Point 3: It has been reported that titanium-particle regulates osteoblast differentiation and bone formation (DOI: 10.1038/cddis.2017.275, DOI: 10.1016/j.biomaterials.2012.03.005). It should be better to assess the effect of PL on osteoblast differentiation and bone formation to interpret PL effects on titanium particle-induced osteolysis precisely.

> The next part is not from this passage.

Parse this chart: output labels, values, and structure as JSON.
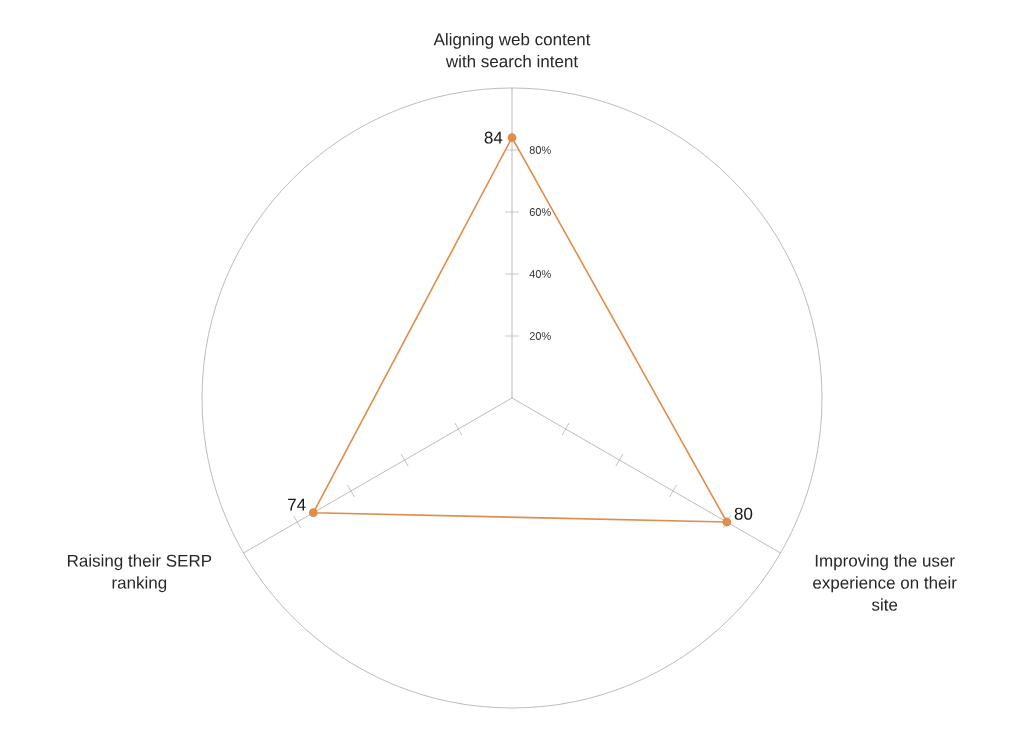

Response 3: We thank the reviewer for this important suggestion. In the revision work, we have assessed the effect of PL on osteoblast formation using in vitro osteoblastogenesis assay. The result showed that PL had little effect on osteoblast differentiation. Thus, in this present study, we focused on osteoclast differentiation to interpret PL’s effect on Ti particle-induced osteolysis. The osteoblastogenesis data have been presented in Fig. 2G. And the corresponding descriptions in "Results", "Figure legends" and "Methods" sections were presented in Page 3, Line 84-90; Page 5, Line 108-111 and Page 13, Line 314-322, respectively.

Round 2

Reviewer 1 Report

Thanks, you addressed all my suggestions.

Author Response

Response to Reviewer 1 Comments：

 We really appreciate for your positive approval on our manuscript. Thanks a lot.

Reviewer 2 Report

The authors performed experiments to answer my questions.

I suggest the authors to add discussion describing about point 1 in the main text (maybe in Discussion). In others, I'm satisfied.

Author Response

Response to Reviewer 2 Comments：

Thank you for your valuable suggestions on the manuscript. We have now added some descriptions in Discussion section. Please see Page 11, Line 232-244; Page 12, Line 263-269 and Line 270-272.